2. Bucket Array and hash functions #

Created Tuesday 18 February 2020

We don’t want to learn about something and make it a black box.

We want to implement maps using hash tables:

O(1) access
O(1) insert
O(1) remove

Arrays are the only data structure with O(1) insert and O(1) access.
As we are just storing pairs. Suppose that we are concerned only about keys here.
We use an array (called bucket array) for collecting the keys. This is the functional part of the hash table. We can add value functionality later.

Just dream that we could somehow convert the key to an index value(i.e integer).
To realize this, we make a hashing function. Our problem breaks down to designing the function.

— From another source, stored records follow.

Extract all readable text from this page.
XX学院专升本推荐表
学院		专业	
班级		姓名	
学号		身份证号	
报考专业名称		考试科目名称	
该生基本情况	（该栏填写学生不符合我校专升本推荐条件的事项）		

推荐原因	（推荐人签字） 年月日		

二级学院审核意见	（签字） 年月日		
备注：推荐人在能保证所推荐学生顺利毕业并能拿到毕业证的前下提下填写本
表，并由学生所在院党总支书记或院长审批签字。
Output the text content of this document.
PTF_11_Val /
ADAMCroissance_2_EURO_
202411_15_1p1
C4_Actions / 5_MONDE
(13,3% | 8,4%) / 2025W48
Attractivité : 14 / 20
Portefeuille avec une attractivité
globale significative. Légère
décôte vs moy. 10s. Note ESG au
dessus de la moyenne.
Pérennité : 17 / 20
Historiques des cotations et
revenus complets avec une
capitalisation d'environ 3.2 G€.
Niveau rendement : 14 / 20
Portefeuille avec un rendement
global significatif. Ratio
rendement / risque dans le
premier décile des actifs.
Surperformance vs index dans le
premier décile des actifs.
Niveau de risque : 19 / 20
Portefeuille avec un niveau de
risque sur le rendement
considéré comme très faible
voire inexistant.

The hash function has two functions:

hashcode - takes the key and generates a number for it. It is a function. For the same input we always get the same output.
compression function - this helps us assign an index which is within our bucket size. i.e makes it practical. e.g “abc” by some h() returns 17645678. If our bucket size is 56. We need an index between 0 and 55. A perfect compression bucket is h() % bucket_size; **A very good compression function. **Don’t worry about this. This can be dealt with easily.

Note: Some keys may have the same index, because bucket size is limited. This are called collisions. There are ways we can deal with them. This is the basis for hash table.

For different keys different types of hashcodes can be proposed, depending on the nature of the key. e.g

suppose we have an infinte array, if the key is an integer. Then h(key) = key; identity functions works here perfectly.
for strings - “abc”, there are lots of ways. Among them:
1. Sum of ascii values - not good because because it is the same for all permutations of a string. So it is problematic.
2. Take sum of first 3 characters - permutations can be handles, still it is limited to ASCII range.
3. This is used practically - treat the word as a word with base p. 128 for ASCII. This is acceptable because most words are not that long. We take ‘p’ as prime because they work very well for making the distribution normal, according to research.
4. We can define our own hashcode for the new key if required. For our **classes. **e.g We can use the address of the object, as a number. We can use it as input for the hashCode.

Characteristics of a good hashCode:

Should be a normal distribution.